Friday, June 10, 2011

Cutty's: Laid-back Local Sandwich Shop

This review originally published on June 9, 2011 at The Brookline Patch

I’m standing in line at Cutty’s, the sharp new sandwich shop in Brookline Village. In line with me are a couple of college kids, an elderly man on crutches, a glamorous woman toting a Floris-London bag, and a young couple with a stroller. Ah, sandwiches—the great equalizer.

Inside the door is a large sign, handwritten on butcher paper, advertising Cutty’s own pork fat for sale, with suggested uses ranging from the serious (sautéing, roasting) to the tongue-in-cheek (bronzer, eyebrow sculptor).
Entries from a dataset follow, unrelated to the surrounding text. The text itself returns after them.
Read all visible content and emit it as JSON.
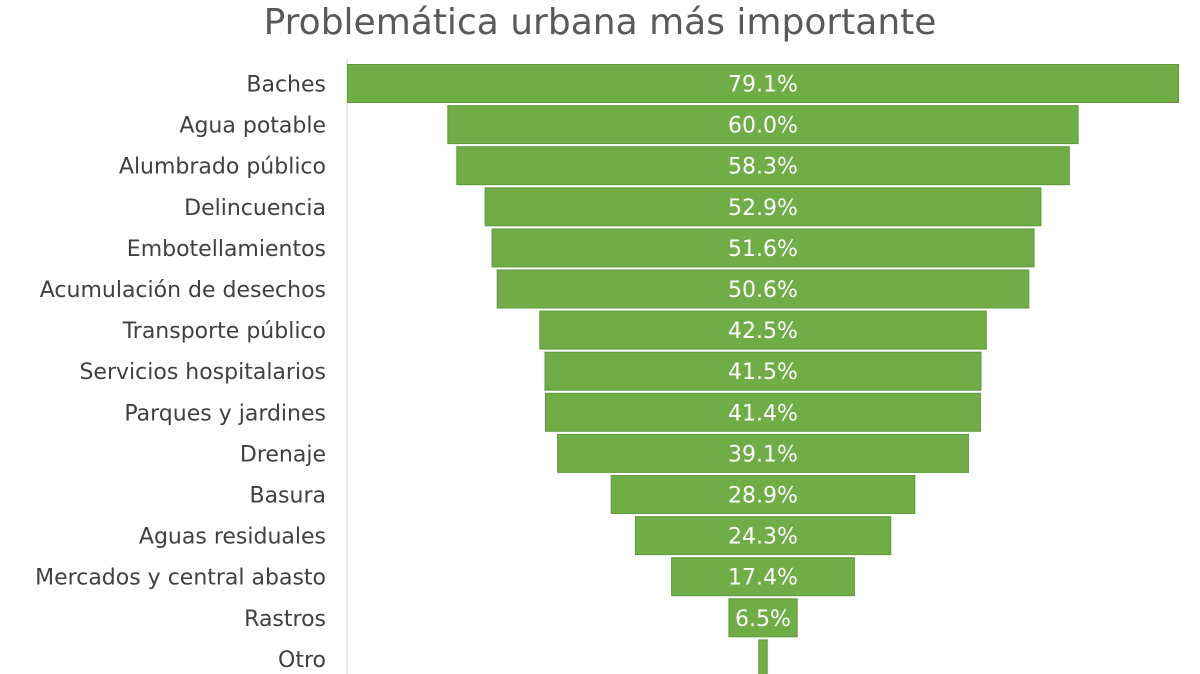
{
  "chart_data": {
    "type": "bar",
    "subtype": "funnel",
    "title": "Problemática urbana más importante",
    "categories": [
      "Baches",
      "Agua potable",
      "Alumbrado público",
      "Delincuencia",
      "Embotellamientos",
      "Acumulación de desechos",
      "Transporte público",
      "Servicios hospitalarios",
      "Parques y jardines",
      "Drenaje",
      "Basura",
      "Aguas residuales",
      "Mercados y central abasto",
      "Rastros",
      "Otro"
    ],
    "values": [
      79.1,
      60.0,
      58.3,
      52.9,
      51.6,
      50.6,
      42.5,
      41.5,
      41.4,
      39.1,
      28.9,
      24.3,
      17.4,
      6.5,
      0.8
    ],
    "value_labels": [
      "79.1%",
      "60.0%",
      "58.3%",
      "52.9%",
      "51.6%",
      "50.6%",
      "42.5%",
      "41.5%",
      "41.4%",
      "39.1%",
      "28.9%",
      "24.3%",
      "17.4%",
      "6.5%",
      ""
    ],
    "bar_color": "#70ad47",
    "bar_edge_color": "#5e9a3a",
    "axis_line_color": "#d9d9d9",
    "orientation": "horizontal",
    "alignment": "centered",
    "grid": false,
    "legend": "none"
  }
}
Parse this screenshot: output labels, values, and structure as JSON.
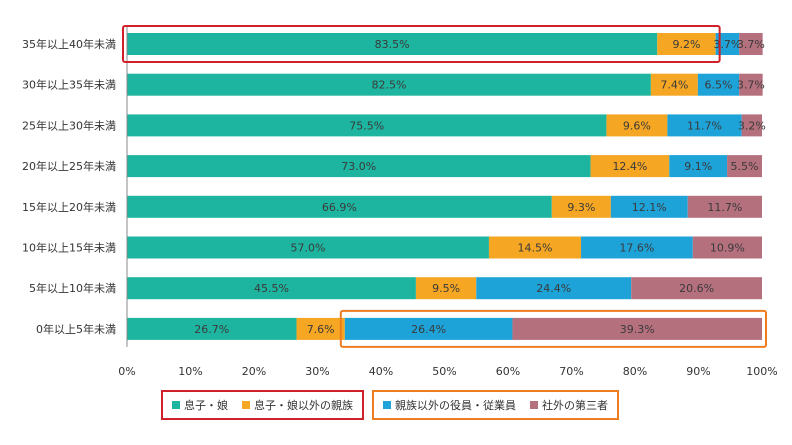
{
  "chart_data": {
    "type": "bar",
    "orientation": "horizontal",
    "stacked": true,
    "categories": [
      "35年以上40年未満",
      "30年以上35年未満",
      "25年以上30年未満",
      "20年以上25年未満",
      "15年以上20年未満",
      "10年以上15年未満",
      "5年以上10年未満",
      "0年以上5年未満"
    ],
    "series": [
      {
        "name": "息子・娘",
        "color": "#1eb5a0",
        "values": [
          83.5,
          82.5,
          75.5,
          73.0,
          66.9,
          57.0,
          45.5,
          26.7
        ],
        "labels": [
          "83.5%",
          "82.5%",
          "75.5%",
          "73.0%",
          "66.9%",
          "57.0%",
          "45.5%",
          "26.7%"
        ]
      },
      {
        "name": "息子・娘以外の親族",
        "color": "#f5a623",
        "values": [
          9.2,
          7.4,
          9.6,
          12.4,
          9.3,
          14.5,
          9.5,
          7.6
        ],
        "labels": [
          "9.2%",
          "7.4%",
          "9.6%",
          "12.4%",
          "9.3%",
          "14.5%",
          "9.5%",
          "7.6%"
        ]
      },
      {
        "name": "親族以外の役員・従業員",
        "color": "#1ea3d9",
        "values": [
          3.7,
          6.5,
          11.7,
          9.1,
          12.1,
          17.6,
          24.4,
          26.4
        ],
        "labels": [
          "3.7%",
          "6.5%",
          "11.7%",
          "9.1%",
          "12.1%",
          "17.6%",
          "24.4%",
          "26.4%"
        ]
      },
      {
        "name": "社外の第三者",
        "color": "#b5707e",
        "values": [
          3.7,
          3.7,
          3.2,
          5.5,
          11.7,
          10.9,
          20.6,
          39.3
        ],
        "labels": [
          "3.7%",
          "3.7%",
          "3.2%",
          "5.5%",
          "11.7%",
          "10.9%",
          "20.6%",
          "39.3%"
        ]
      }
    ],
    "x_ticks": [
      "0%",
      "10%",
      "20%",
      "30%",
      "40%",
      "50%",
      "60%",
      "70%",
      "80%",
      "90%",
      "100%"
    ],
    "xlim": [
      0,
      100
    ],
    "grid": false,
    "legend_position": "bottom",
    "highlight_color_red": "#d0202a",
    "highlight_color_orange": "#ee7d22",
    "highlights": [
      {
        "color": "red",
        "category": "35年以上40年未満",
        "series": [
          "息子・娘",
          "息子・娘以外の親族"
        ]
      },
      {
        "color": "orange",
        "category": "0年以上5年未満",
        "series": [
          "親族以外の役員・従業員",
          "社外の第三者"
        ]
      }
    ],
    "legend_groups": [
      {
        "color": "red",
        "series": [
          "息子・娘",
          "息子・娘以外の親族"
        ]
      },
      {
        "color": "orange",
        "series": [
          "親族以外の役員・従業員",
          "社外の第三者"
        ]
      }
    ]
  }
}
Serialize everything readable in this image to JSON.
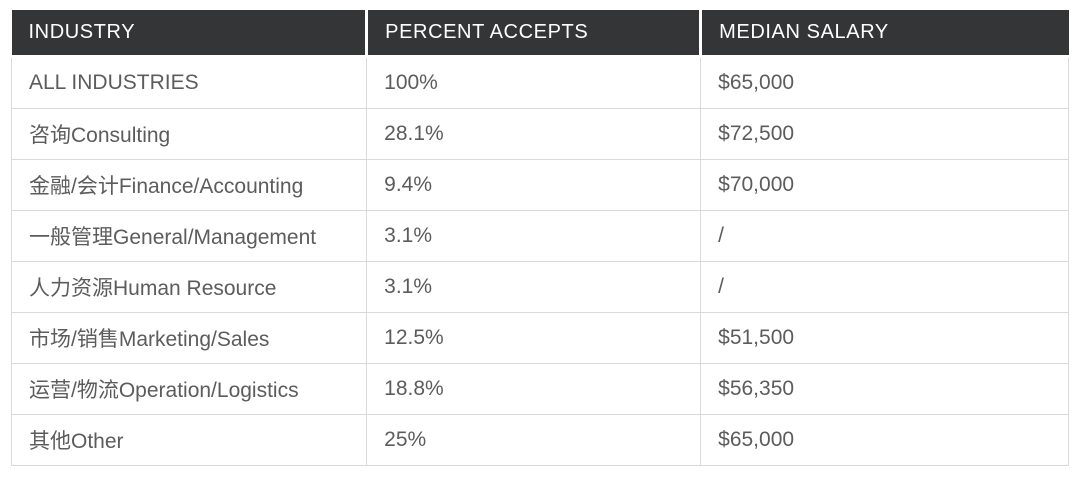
{
  "colors": {
    "background": "#ffffff",
    "header_bg": "#343537",
    "header_text": "#ffffff",
    "body_text": "#5c5c5c",
    "border": "#d9d9d9"
  },
  "chart_data": {
    "type": "table",
    "columns": [
      "INDUSTRY",
      "PERCENT ACCEPTS",
      "MEDIAN SALARY"
    ],
    "rows": [
      [
        "ALL INDUSTRIES",
        "100%",
        "$65,000"
      ],
      [
        "咨询Consulting",
        "28.1%",
        "$72,500"
      ],
      [
        "金融/会计Finance/Accounting",
        "9.4%",
        "$70,000"
      ],
      [
        "一般管理General/Management",
        "3.1%",
        "/"
      ],
      [
        "人力资源Human Resource",
        "3.1%",
        "/"
      ],
      [
        "市场/销售Marketing/Sales",
        "12.5%",
        "$51,500"
      ],
      [
        "运营/物流Operation/Logistics",
        "18.8%",
        "$56,350"
      ],
      [
        "其他Other",
        "25%",
        "$65,000"
      ]
    ]
  }
}
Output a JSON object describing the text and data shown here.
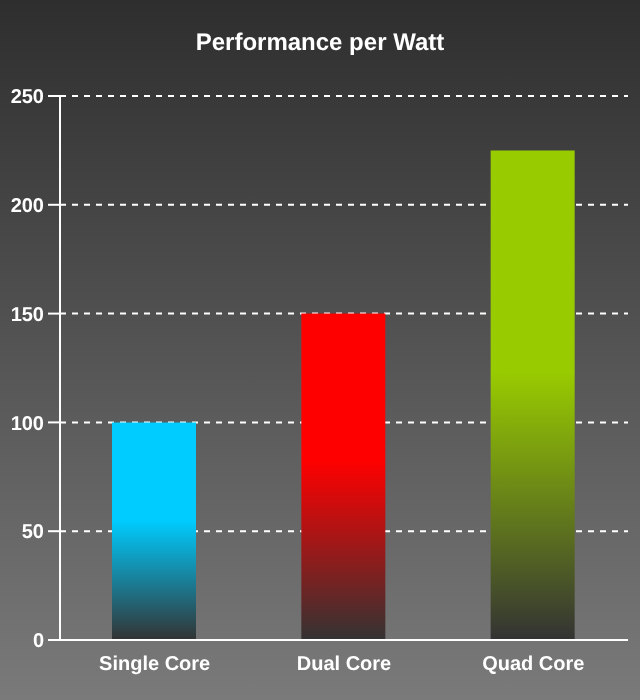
{
  "chart_data": {
    "type": "bar",
    "title": "Performance per Watt",
    "categories": [
      "Single Core",
      "Dual Core",
      "Quad Core"
    ],
    "values": [
      100,
      150,
      225
    ],
    "colors": [
      "#00ccff",
      "#ff0000",
      "#99cc00"
    ],
    "ylim": [
      0,
      250
    ],
    "yticks": [
      0,
      50,
      100,
      150,
      200,
      250
    ],
    "grid": "y",
    "legend": false
  }
}
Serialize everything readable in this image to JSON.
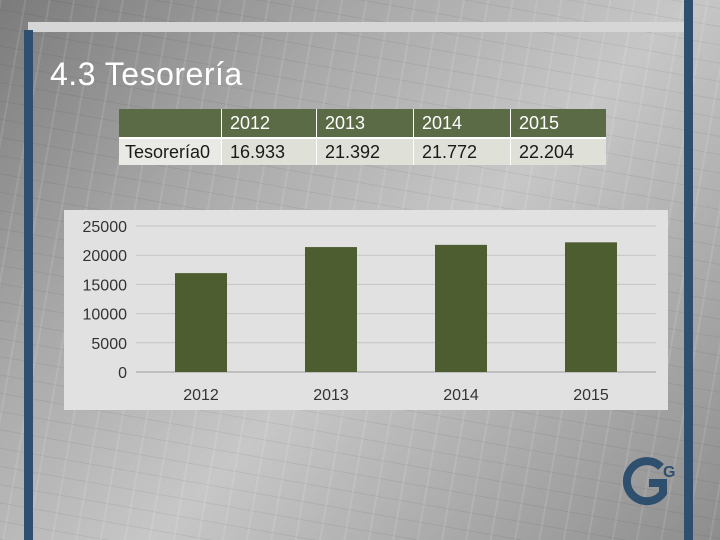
{
  "slide": {
    "title": "4.3 Tesorería"
  },
  "table": {
    "header": [
      "",
      "2012",
      "2013",
      "2014",
      "2015"
    ],
    "rows": [
      {
        "label": "Tesorería0",
        "values": [
          "16.933",
          "21.392",
          "21.772",
          "22.204"
        ]
      }
    ]
  },
  "logo_text": "G",
  "colors": {
    "accent_blue": "#2e4f6e",
    "table_header": "#5b6b45",
    "bar": "#4d5d2f",
    "chart_background": "#e1e1e1"
  },
  "chart_data": {
    "type": "bar",
    "categories": [
      "2012",
      "2013",
      "2014",
      "2015"
    ],
    "series": [
      {
        "values": [
          16933,
          21392,
          21772,
          22204
        ]
      }
    ],
    "ylim": [
      0,
      25000
    ],
    "yticks": [
      0,
      5000,
      10000,
      15000,
      20000,
      25000
    ],
    "grid": true,
    "legend": "none",
    "title": "",
    "xlabel": "",
    "ylabel": ""
  }
}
That’s the kind of place this is: a gourmet sandwich shop for those serious about taste and locally sourced ingredients. But even if you don’t care about all that—even if you just want a really good sandwich—then this is your kind of place, too.

Cutty’s serves breakfast beginning at 8am, offering dishes like their own crumb cake ($1.70) and housemade granola with honey and yogurt ($3.65).  I’m still hoping for a morning when I can head over to Cutty’s to make a breakfast out of their roasted seasonal fruit with yogurt ($2.95).

The "Spuckie"

But for my lunch visit, I was eager to order the “Spuckie” ($7.75), a sandwich hailed as an inspired creation on far-reaching foodie websites, and it lived up to its reputation: supple handmade mozzarella, mortadella, capicola with a hint of heat, fennel salami, and an olive-carrot salad that simultaneously added sweetness, brine, and a bit of crunch.  Vegetarians can choose the Eggplant Spuckie ($7.25), with savory planks of marinated eggplant replacing the meat. Ciabatta bread, with a crust crispy enough to produce an audible crackle when you bite in, plays as equal partner to the fillings here.  Other places might get a draw through portion size, but the Spuckie―and indeed all of Cutty’s sandwiches―illustrate a “less is more” mantra, with the final product being a balanced gourmet sandwich.
Alongside my Spuckie, I had a cup of tomato soup, smooth and intensely tomato-y but too sweet for my taste, and a bag of crispy, golden, and perfectly addictive homemade potato chips ($2), sprinkled with large-grain salt.  A number of salads, like carrot and chickpea salad ($3.75) and mixed greens with shaved fennel, crispy shallots, peanuts, and aged gouda ($6.95) beckoned temptingly from the menu.
The Niman Ranch ham in the Ham Dijon sandwich ($6.45) is so good―soft, smooth, and smoky―that I could eat it plain by the forkful.  It arrives on a chewy baguette with a veneer of Dijon mustard and another of butter, giving a subtle richness to the bread.  Sliced cornichons add a gentle pucker.
Sautéed chard lends a deep earthiness to the Greens Bacon sandwich ($6.95), which suffered overall from intensely salty bacon; be sure to order a drink, like the not-too-sweet hand squeezed limeade ($1.85), alongside.  
The Roast Beef 1000 ($7.95) is one of the simplest sandwiches on the menu, yet one of the most satisfying―the beef itself is sublimely tender and savory, showcased with cheddar cheese, 1000 island dressing, and a layer of crispy shallots on top of a brioche bun.
Greens Bacon sandwich

On Saturdays, Cutty’s offers two additional specialty sandwiches, both featuring slow-roasted pork: the Pork Fennel ($8.75) with pickled fennel and roasted garlic, and the Pork Rabe ($8.95) with provolone and sautéed broccoli rabe.  We didn’t care for the unpleasantly gamey taste of the pork, and set our Pork Rabe aside after only a few bites.
Round out your lunch with a chocolate chip cookie ($.95) so buttery it could pass for chocolate-studded shortbread, or a truly amazing brown sugar cookie ($.95) with a depth of flavor revolutionary to sugar cookies in general.  This is perfect picnic food―and with nothing but warm, sunny days ahead, a picnic seems like the perfect reason to grab a Spuckie.

Cutty’s is open for breakfast and lunch Monday through Saturday 8am-3pm, with lunch beginning at 11am.  248 Washington Street, Brookline.  MBTA: Green line (D) to Brookline Village.